In this way, pages found to be scam sites due to high scores (for instance, a page from China linking
to images from paypal.com) will be rendered static by removing the javascript, and a warning placed
right on the page. The removal of javascript is important as javascript can remove warnings or rewrite
the entire page onload. The way it calculates the score is what is really important.
Calculating the Score
First, Check known databases of urls (cache results too) and a match gets a score of 100/100. Otherwise,
check the local list of domain names and scores to see if the score is known and up to date. If it is
unknown or too old, recalculate. Note that the score exists for the domain name, even though it is
calculated by the exact url. This is because most hacked servers hold multiple phishing sites most
of the time, so until the score is recalculated, the entire domain should be blocked.

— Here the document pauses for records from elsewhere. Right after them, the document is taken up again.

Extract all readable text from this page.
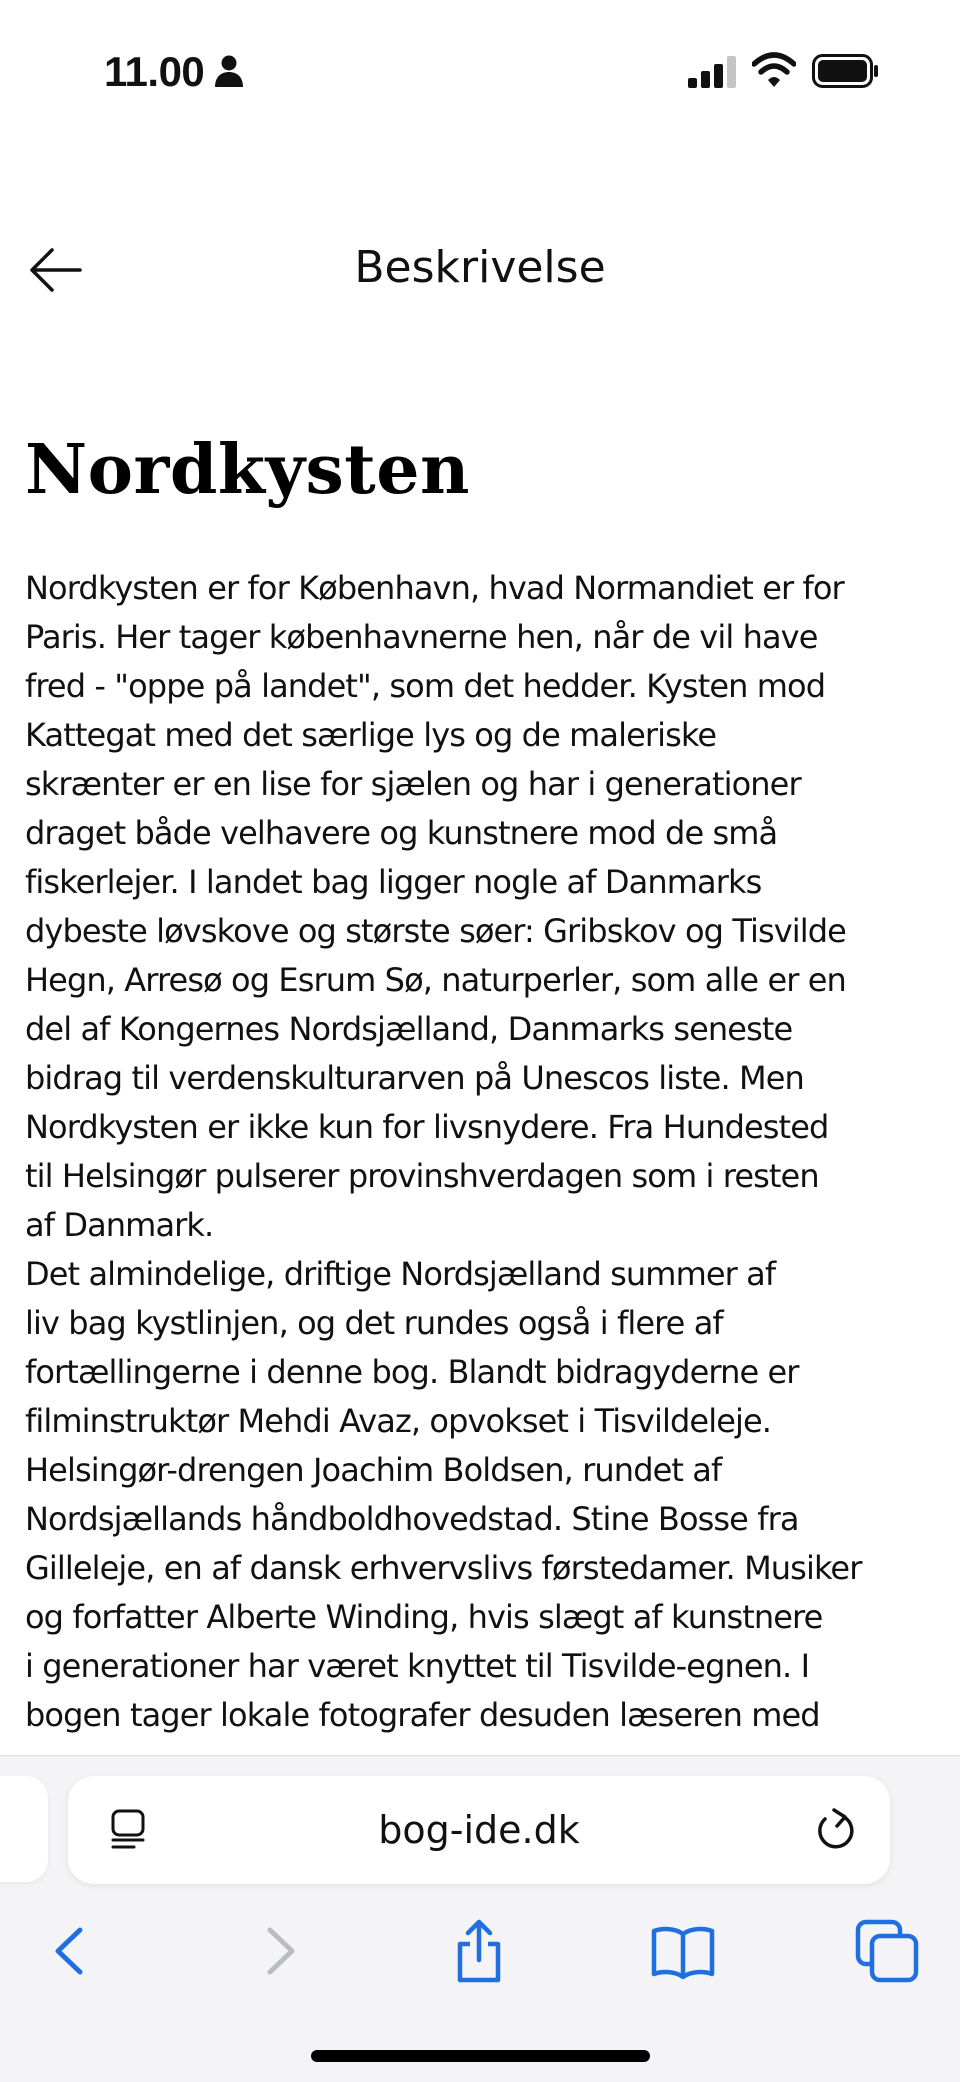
11.00
Beskrivelse
Nordkysten

Nordkysten er for København, hvad Normandiet er for
Paris. Her tager københavnerne hen, når de vil have
fred - "oppe på landet", som det hedder. Kysten mod
Kattegat med det særlige lys og de maleriske
skrænter er en lise for sjælen og har i generationer
draget både velhavere og kunstnere mod de små
fiskerlejer. I landet bag ligger nogle af Danmarks
dybeste løvskove og største søer: Gribskov og Tisvilde
Hegn, Arresø og Esrum Sø, naturperler, som alle er en
del af Kongernes Nordsjælland, Danmarks seneste
bidrag til verdenskulturarven på Unescos liste. Men
Nordkysten er ikke kun for livsnydere. Fra Hundested
til Helsingør pulserer provinshverdagen som i resten
af Danmark.
Det almindelige, driftige Nordsjælland summer af
liv bag kystlinjen, og det rundes også i flere af
fortællingerne i denne bog. Blandt bidragyderne er
filminstruktør Mehdi Avaz, opvokset i Tisvildeleje.
Helsingør-drengen Joachim Boldsen, rundet af
Nordsjællands håndboldhovedstad. Stine Bosse fra
Gilleleje, en af dansk erhvervslivs førstedamer. Musiker
og forfatter Alberte Winding, hvis slægt af kunstnere
i generationer har været knyttet til Tisvilde-egnen. I
bogen tager lokale fotografer desuden læseren med

bog-ide.dk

If a score is to be calculated, start with the country of origin. Although the country does effect the
score directly, it will matter to other steps. Next, check the links on the page. If the majority of
links go to another url, check if the url if probably a bank. Also check if the site linked to has
a good majority of the exact same html. If so, the site would seem to be copying, and thus is probably
a scam site. Next, check any forms. Any text near a
form element such as "PIN" "credit card" "Expiration Date" means it could be a scam. Next, check the
images or other files linked to by the page. If they come from another server, especially one that
is found to be a bank, it could be a scam. Next, check the url. If the url consists of a directory that
begins with a period (meaning it is a hidden directory) it is probably a scam. If the url uses the
IP address instead of a domain name, it is probably a scam.
Many other checks can be written, but these are the major ones in my eyes. After that, you can calculate
as score, and clean the html if needed. Although I'm not saying exactly how to calculate the score, I
will hopefully be doing that later on since this idea is in an early phase.